Other energy bills highlighted by the task force included the Modernize Nuclear Reactor Environmental Reviews Act, authored by Rep. Jeff Duncan of South Carolina; the Promoting Energy Independence and Transparency Act, authored by Rep. Blake Moore of Utah; and the Energy Permitting Certainty Act, authored by Rep. Yvette Herrell of Nevada.

Ms. Stefanik also said that leadership plans to drop several Second Amendment-oriented bills in a GOP-majority House.

“There’s concealed-carry reciprocity,” she said, referring to a bill that would make licenses portable among the states.

She also cited “the Second Amendment Guarantee Act, which I will reintroduce in the next Congress on the issues of constitutional rights,” which also would preempt most local laws on concealed carry and allow for lawsuits if licenses are denied.

Additionally, Ms. Stefanik warned the major credit card companies that their plans to create a separate Merchant Category Code for purchases from gun stores might face congressional oversight and legislation.

“First of all, the credit cards are inaccurately going to tell you that they’re not flagging gun purchases. They are. It is a flag of gun purchases, it is unconstitutional [and] we will use every legislative and oversight tool possible to make sure that they do not infringe on constitutional rights,” she said, calling it a move “towards a national gun registry.”
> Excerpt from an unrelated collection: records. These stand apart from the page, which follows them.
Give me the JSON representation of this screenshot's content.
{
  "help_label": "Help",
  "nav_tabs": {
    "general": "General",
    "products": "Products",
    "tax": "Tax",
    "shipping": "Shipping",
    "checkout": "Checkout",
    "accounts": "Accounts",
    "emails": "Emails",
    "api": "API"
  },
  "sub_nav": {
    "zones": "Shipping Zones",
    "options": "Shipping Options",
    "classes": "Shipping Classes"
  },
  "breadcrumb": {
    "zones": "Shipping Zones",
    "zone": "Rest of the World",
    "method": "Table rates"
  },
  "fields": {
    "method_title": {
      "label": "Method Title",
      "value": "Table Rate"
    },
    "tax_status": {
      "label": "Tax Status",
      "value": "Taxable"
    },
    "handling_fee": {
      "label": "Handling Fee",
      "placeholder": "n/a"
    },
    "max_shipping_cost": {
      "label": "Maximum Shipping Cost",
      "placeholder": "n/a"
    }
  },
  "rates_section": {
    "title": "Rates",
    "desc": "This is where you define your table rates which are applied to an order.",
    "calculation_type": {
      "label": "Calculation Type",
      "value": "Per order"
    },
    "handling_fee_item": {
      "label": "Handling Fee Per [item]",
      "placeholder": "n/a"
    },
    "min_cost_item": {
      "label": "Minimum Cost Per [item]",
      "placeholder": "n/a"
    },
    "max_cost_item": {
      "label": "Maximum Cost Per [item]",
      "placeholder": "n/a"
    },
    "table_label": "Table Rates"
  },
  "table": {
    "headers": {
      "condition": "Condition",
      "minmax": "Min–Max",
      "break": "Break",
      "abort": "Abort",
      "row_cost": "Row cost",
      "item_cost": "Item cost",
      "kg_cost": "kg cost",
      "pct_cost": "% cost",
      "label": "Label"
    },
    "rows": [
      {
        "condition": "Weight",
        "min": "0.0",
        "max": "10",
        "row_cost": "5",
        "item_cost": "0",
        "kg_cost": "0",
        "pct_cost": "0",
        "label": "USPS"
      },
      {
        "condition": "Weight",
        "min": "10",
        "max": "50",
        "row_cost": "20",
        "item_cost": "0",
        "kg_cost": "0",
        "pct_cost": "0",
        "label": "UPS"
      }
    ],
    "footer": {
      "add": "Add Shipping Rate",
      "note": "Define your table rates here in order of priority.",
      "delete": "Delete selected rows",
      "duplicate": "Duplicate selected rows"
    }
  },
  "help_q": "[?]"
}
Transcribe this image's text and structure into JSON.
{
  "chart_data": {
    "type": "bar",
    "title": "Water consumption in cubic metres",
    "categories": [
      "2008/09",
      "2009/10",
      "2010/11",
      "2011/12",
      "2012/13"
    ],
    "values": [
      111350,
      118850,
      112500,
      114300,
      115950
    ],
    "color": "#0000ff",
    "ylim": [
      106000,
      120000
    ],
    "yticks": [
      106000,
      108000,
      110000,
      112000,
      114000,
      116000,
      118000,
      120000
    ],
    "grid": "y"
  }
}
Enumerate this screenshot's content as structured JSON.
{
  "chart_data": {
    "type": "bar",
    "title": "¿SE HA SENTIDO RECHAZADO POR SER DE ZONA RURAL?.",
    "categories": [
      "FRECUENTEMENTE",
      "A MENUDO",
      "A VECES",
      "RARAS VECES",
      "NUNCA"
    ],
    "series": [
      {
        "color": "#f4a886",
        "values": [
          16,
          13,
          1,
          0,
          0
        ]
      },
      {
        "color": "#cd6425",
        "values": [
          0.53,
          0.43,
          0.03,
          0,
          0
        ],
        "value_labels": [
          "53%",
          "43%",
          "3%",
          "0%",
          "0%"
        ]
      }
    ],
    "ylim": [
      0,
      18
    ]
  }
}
If they continue moving forward on this path, we will have to pursue legislative actions to stop that from absolutely happening,” she said.

Republicans also want to bring Rep. Julia Letlow’s Parents Bill of Rights to the floor next Congress, a sign that the GOP is prepared to campaign on the schooling issue well into the 2024 political cycle.

The Louisiana Republican’s legislation is built on five core principles intended to apply to all schools nationwide that receive federal funding. Among those parental rights, according to a summary from the bill’s author, are rights to:

• Review their school’s curriculum, reading materials, and state academic standards.

• Lawfully engage with their local school board and educators.

• See a school’s budget and spending, including detailed information about revenues and expenditures.

• Protect their child’s privacy.

• Keep their child safe and be updated on any violent activity at school.

“Excluding parents from education will never work because it ignores the simple truth that these are our children, not the government’s,” Ms. Letlow said of the legislation.

While the Senate’s 60-vote threshold makes it unlikely that these bills even will make it to Mr. Biden’s desk next Congress, a Republican House majority can block much of the Biden regulatory agenda through the appropriations process.

“We can block through riders on the appropriations bills to not fund these very onerous regulatory policies that Joe Biden has put into place,” Ms. Stefanik said. “So we have those levers in the majority.”